While South Yemen is altogether taking a positive position on Ethiopia, the
other, even many progressive, Arab nations, have considerable reservations
about supporting Ethiopia. In particular, the Arab nations differ in their
attitude towards Eritrea which ranges from open solidarity to direct support
of the separatists in Eritrea. Reservations are also held against Libya and
Algiers who do not even support the revolutionary development in Ethiopia
to a full measure. Differences of opinion also exist between Syria and Iraq
on the one hand, and Ethiopia on the other hand.
While the OAU has continued to defend, in the framework
of its own decisions and in full agreement with Ethiopia, the integrity of
Ethiopian borders, one has to differentiate the attitude of individual African
countries toward the conflict.
The countries of Black Africa fully support the
Ethiopian position. But the unanimous condemnation of Somalia as an aggressor
was not achieved. Thus, just as a number of member states of the OAU repudiated
the clear condemnation of the aggression against Angola, they also differ
in their position in the evaluation of the situation on the Horn of Africa.
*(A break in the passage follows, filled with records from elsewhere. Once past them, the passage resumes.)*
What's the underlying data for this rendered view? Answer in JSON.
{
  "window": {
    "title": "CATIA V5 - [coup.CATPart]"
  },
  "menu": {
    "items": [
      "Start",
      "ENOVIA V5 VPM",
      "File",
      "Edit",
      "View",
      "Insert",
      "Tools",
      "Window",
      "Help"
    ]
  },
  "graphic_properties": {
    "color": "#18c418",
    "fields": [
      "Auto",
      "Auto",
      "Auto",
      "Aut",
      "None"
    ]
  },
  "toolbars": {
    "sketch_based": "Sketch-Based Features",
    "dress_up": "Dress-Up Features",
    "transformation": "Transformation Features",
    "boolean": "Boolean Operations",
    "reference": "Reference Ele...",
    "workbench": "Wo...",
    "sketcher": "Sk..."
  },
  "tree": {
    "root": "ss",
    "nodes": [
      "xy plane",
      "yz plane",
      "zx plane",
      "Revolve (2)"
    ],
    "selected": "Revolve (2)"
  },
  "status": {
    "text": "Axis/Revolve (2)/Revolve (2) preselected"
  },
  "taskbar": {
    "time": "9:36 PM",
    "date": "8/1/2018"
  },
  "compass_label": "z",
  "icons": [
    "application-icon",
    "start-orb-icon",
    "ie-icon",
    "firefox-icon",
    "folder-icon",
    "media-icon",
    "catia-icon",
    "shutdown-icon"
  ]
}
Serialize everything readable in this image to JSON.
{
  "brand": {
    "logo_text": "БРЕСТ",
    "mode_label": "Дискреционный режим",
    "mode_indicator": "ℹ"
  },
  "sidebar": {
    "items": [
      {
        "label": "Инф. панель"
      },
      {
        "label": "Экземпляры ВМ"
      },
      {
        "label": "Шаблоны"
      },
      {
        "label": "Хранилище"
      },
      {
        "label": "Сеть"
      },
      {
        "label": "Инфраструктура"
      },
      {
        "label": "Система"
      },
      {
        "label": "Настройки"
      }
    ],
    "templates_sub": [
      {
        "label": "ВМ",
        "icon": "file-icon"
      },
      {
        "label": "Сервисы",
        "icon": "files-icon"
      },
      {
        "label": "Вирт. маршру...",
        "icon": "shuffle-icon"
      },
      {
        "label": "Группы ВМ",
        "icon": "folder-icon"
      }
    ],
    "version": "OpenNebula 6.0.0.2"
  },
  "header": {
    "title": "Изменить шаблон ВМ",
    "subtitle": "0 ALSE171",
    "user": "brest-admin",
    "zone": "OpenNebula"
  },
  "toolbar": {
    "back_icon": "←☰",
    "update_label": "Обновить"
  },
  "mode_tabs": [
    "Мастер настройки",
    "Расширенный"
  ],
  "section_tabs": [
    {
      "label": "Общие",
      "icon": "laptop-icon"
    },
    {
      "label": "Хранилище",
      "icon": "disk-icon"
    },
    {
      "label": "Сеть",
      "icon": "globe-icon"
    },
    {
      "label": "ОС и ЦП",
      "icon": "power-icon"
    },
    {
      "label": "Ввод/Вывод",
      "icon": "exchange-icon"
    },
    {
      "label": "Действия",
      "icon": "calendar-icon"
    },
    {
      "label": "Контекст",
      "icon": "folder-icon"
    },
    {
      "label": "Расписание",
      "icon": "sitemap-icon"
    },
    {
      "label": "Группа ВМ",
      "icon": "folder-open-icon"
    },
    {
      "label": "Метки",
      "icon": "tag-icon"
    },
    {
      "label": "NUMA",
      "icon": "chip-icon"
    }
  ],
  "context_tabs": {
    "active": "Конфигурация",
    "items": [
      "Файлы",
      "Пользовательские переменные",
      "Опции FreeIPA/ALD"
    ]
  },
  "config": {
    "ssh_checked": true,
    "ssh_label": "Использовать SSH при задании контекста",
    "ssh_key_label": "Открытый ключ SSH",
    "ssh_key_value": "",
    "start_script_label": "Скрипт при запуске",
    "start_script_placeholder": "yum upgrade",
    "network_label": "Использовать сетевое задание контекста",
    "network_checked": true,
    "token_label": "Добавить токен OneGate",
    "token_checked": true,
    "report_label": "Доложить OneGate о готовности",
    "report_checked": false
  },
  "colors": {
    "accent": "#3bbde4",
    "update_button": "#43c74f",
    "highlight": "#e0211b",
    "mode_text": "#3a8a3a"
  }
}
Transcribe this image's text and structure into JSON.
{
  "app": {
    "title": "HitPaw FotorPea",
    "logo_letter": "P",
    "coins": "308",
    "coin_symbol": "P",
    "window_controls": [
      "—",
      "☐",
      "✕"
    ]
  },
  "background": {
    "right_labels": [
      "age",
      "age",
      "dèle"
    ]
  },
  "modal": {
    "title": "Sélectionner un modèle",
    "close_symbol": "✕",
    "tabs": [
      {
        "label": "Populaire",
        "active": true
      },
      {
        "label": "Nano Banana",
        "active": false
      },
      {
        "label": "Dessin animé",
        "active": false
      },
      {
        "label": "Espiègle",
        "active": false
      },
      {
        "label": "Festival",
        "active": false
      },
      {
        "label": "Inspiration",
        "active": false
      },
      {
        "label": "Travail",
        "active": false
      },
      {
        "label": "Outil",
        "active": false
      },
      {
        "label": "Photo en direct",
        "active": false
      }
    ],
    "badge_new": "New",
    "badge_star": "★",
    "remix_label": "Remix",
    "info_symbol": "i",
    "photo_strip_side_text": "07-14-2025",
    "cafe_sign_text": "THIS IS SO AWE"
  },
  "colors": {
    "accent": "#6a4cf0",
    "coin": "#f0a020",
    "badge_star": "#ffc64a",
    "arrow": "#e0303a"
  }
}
One can also not overlook such influences as that exerted by Nigeria which
favors the independence of the Ogaden.
In general, the Soviet comrades acknowledge the
positive fact that the OAU will continue its activities for a settlement of
the conflict. This fact is also especially important because some powers continue
to pursue attempts for a settlement of the conflict by the UN Security Council.
Like Ethiopia, the Soviet Union is against an intervention by the Security
Council since this would promote the internationalization of the conflict
as intended by the Western countries. One should also remember that a takeover
by the Security Council would delay a resolution of the conflict - in a similar
fashion as the Middle East conflict - to an uncertain point in the future.
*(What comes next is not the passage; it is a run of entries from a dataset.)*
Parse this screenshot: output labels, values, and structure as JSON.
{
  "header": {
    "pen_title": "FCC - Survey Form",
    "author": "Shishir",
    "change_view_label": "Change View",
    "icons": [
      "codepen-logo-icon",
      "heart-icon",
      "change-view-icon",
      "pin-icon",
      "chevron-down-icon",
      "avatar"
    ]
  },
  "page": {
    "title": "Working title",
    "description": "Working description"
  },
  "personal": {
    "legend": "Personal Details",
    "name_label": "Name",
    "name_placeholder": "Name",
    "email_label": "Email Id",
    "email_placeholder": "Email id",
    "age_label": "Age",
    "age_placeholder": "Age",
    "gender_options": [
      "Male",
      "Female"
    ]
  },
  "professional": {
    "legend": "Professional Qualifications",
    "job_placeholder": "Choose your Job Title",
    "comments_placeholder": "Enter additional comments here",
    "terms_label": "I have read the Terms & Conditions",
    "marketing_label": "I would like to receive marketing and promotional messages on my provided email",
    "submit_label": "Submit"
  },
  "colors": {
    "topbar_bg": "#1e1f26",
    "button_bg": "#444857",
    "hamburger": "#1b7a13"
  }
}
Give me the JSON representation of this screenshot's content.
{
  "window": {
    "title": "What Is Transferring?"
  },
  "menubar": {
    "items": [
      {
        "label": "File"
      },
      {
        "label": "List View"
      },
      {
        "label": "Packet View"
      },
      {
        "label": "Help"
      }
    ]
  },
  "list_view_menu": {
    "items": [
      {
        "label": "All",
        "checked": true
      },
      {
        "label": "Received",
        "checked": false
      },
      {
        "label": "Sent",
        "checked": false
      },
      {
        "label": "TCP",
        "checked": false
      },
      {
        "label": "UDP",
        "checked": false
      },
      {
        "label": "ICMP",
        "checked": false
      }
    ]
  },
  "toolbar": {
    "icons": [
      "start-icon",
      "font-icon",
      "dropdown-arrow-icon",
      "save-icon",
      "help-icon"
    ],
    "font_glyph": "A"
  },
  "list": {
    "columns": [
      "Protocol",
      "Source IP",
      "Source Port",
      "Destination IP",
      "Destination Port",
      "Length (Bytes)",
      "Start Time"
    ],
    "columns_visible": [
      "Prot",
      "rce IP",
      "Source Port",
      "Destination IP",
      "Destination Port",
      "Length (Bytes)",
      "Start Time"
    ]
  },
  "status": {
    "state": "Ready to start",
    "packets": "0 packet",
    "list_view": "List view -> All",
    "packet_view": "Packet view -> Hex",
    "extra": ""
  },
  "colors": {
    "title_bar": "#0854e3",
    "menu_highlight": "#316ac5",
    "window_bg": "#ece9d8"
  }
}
Furthermore, a UN involvement would lead to a great power confrontation [and]
would aggravate the situation within the UN which would have a negative effect
upon the main problems now confronting the UN.
Although a treatment of the conflict has so far
not been put before the Security Council by the Western powers, it cannot
be precluded that such attempts will be undertaken. One thing is clear, they
would have an anti-Soviet impetus.
With regard to Beijing's attitude towards the conflict
between Somalia and Ethiopia, one can detect - as has been exposed in Soviet
publications and mass media - a clearly hostile attitude against the Ethiopian
leadership. Beijing supports, as all over the world, reactionary regimes inasmuch
as this serves anti-Sovietism. Although China openly shares Somalia's point
of view, its direct material support is altogether rather moderate. Besides
direct arms deliveries, Beijing is supporting Somalia in the construction
of roads and irrigation systems and delivers medical aid.
Existing pro-Maoist groups in Ethiopia exert very
little influence and have no broad popular basis.
4. With regard to the demand by Somalia to recall
its students in the USSR, Comrade Sinitsin informed us about the following:
Upon request of the Somali government, the Somali embassy in Moscow delivered
a note to the MFA in Moscow communicating the intention to recall all Somalis
residing in the USSR. The Soviet Union was asked to help with the return of
the students which is to be carried out on special planes. The MFA of the
USSR responded by arguing that the recall of students in ongoing training
programs would be a violation of existing agreements and thus the financial
burden had to be carried by Somalia.
The students' return aboard special planes itself
was not refused. [...]
[Signed:
Vogel]
[Source:
SAPMO-BArch, DY30 IV 2/2.035/127; obtained and translated by Christian F.